Genome editing will save the life of a leukemia girl for the first time in the world

It is said that the latest technology called "human beings have stepped into the realm of God" that gene selection can be made with much higher precision than conventional gene recombination technology is "Genome editing"is. Genomic editing is rapidly spreading application to animals and plants, but the application to human beings has not yet been decided rules, the stage where careful discussion is repeated. However, a case in which treatment using this genome editing saved the life of a leukemia girl has been reported from the UK.

Gene editing saves girl dying from leukaemia in world first | New Scientist
https://www.newscientist.com/article/dn28454-gene-editing-saves-life-of-girl-dying-from-leukaemia-in-world-first/


Leila, a hospital in the UK, who was an infant three months oldAcute lymphocytic leukemiaIt was diagnosed as.

Acute lymphocytic leukemia is a kind of blood cancer and it is a disease that is common in children. In the bone marrow, various blood cells are produced from the cell which becomes the seed of the blood cell called "hematopoietic stem cell", but this occurs abnormally in the process of differentiation into lymphocytes, the cell stops growing and it is in the bone marrow It is acute lymphocytic leukemia that proliferate, occupy the bone marrow and normal blood cells are not made.

After the symptoms were discovered, Ms. Leila immediately wrote "Great Ormond Street Hospital(GOSH) "and received standard chemotherapy. This "standard chemotherapy" was a cure that bone marrow transplantation returned the immune system to normal. "In the case of children older than Layla, the success rate of bone marrow transplantation increases," said Sujith Samarasinghe, who worked as a specialist in leukemia at GOSH and is also Layla's doctor. However, in the case of infants shortly after birth like Reira, the cure rate seems to be only about 25%, unfortunately, despite performing bone marrow transplantation, Layla's leukemia is not cured It was.

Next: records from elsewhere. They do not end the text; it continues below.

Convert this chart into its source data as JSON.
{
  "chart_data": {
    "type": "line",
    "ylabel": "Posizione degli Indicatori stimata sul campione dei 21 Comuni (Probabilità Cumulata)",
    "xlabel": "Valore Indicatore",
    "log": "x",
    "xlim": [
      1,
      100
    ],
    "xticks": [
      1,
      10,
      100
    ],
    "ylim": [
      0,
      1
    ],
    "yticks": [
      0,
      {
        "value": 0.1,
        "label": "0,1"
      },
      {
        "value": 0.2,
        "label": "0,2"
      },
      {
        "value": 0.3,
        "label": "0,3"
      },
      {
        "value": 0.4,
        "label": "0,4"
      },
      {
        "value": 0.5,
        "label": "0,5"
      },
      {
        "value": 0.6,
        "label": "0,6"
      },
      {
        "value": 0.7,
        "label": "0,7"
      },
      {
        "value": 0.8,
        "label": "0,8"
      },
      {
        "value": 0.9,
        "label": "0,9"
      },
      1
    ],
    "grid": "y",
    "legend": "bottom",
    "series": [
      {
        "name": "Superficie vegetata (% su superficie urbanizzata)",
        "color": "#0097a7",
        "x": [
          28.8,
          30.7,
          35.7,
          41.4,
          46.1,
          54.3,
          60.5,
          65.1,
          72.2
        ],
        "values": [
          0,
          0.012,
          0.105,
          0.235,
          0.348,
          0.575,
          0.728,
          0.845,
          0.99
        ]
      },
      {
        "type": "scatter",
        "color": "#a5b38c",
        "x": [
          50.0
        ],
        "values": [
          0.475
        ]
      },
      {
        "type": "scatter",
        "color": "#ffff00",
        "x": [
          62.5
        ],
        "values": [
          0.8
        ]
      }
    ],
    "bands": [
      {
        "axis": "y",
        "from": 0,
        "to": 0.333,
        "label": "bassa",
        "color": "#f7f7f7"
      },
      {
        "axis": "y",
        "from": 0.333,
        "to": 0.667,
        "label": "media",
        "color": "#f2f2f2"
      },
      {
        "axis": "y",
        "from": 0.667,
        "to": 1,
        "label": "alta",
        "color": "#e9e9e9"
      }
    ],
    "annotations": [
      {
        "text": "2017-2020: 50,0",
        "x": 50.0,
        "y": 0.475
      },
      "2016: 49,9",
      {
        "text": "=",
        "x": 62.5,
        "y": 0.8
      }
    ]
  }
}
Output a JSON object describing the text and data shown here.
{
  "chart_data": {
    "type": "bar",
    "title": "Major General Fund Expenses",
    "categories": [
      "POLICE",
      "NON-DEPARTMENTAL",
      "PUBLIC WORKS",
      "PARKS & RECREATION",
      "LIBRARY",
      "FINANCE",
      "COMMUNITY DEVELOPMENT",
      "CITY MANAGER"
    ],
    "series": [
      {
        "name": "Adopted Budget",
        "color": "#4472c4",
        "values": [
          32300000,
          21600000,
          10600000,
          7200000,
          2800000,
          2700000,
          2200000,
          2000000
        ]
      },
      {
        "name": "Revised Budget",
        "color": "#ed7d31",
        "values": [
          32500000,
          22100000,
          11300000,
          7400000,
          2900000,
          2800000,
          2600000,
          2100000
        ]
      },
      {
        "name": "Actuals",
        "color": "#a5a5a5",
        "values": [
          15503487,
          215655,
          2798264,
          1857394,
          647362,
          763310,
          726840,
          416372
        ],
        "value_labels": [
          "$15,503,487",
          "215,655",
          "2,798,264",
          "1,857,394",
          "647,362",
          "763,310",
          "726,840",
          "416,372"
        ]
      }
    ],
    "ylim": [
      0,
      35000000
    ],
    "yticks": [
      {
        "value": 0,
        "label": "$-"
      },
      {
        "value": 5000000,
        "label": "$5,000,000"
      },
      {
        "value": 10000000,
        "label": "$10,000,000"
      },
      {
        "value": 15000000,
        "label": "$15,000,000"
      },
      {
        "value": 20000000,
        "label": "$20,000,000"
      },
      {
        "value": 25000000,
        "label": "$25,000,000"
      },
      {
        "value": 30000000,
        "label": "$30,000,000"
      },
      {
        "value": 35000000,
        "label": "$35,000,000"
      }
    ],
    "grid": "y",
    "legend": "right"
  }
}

GOSH will immediately challenge the second bone marrow transplant surgery despite failure to treat bone marrow transplant once. The second surgery was to transplant the immune cells obtained from the donor to Mr. Leila's bone marrow and to have the immune cells attack and remove the cancer cells. However, leukemia recurs again in 2 months after surgery, and the second treatment also fails. "Usually when you come this far, it is a desperate situation," Paul Veys, the head of the GOSH bone marrow transplant surgery team. "But we could not give up on our daughter's life, so I grabbed the doctor to try anything," Lisa, Mr. Leila's mother.

Therefore, the bone marrow transplant surgery team is conducting gene therapy research at University College LondonWaseem Qasim's Research GroupI will inquire as to whether there is any treatment by mail.

If one of immune cells "T cellsIf it is injected into another patient and not completely harmonized, the T cell will attack the cell inside the patient's body as an enemy. If it is possible to suppress even this reaction, T cell can be a wonderful means of rescuing a patient who has abnormality in the immune system such as leukemia, so Qasim uses genetic manipulation technique called "genome editing" I was conducting research to delete only the "gene that recognizes other cells as enemies" of T cells received from the donor.

In conventional genetic recombination technology, we could only add genes to DNA, but "genome editing" has made it possible to manipulate genes with higher precision. If you read the following article you can tell what kind of technology "genome editing" is.

What technology is "genome editing" in God's domain that can freely design genes and change the characteristics of living things? - GIGAZINE


When the Qasim team got in touch from the bone marrow transplant team of GOSH, Qasim is the AmericanCellectisIt was said that it was at the stage of doing a mouse experiment of genome-edited T cell "UCART 19" developed in cooperation. "I was worried because the treatment with UCART 19 was not yet done for humans but we wanted you to try that treatment and I did not have any question because Layla It is because I was suffering from sickness so much and I had a need to do something, "Ashley, Leila's father says.

Following these circumstances, Ms. Leila underwent surgery to transplant the T cell "UCART 19" produced by genome editing into the bone marrow. This surgery seems to be the second case where genomic edited cells were used, and in the first case it was transplanted genome-edited T cells into HIV patients.

It was confirmed that within 1 month after surgery, T cells removed all cancer cells from Leila's bone marrow. After 3 months after surgery, a second bone marrow transplant is performed to restore the immune system. In this transplantation, Heira introduced healthy immune cells in the body of Layla and removed UCART 19 that entered the body by the first surgery. So, there are no genetically modified cells in the body of Layla at the moment. However, it is a case that cancer cells are not detected even after 1 or 2 years from surgery, so it will be possible to declare that it has cured completely, so that the inspection will be repeated periodically until then.

Although it is still premature to say "Successful treatment", Layla seems to be recovering smoothly.


Cellectis will start clinical trials of treatment using UCART 19 from 2016. Qasim is scheduled to be held in Florida in December 2015American Society of HematologyWe plan to announce the results of our research.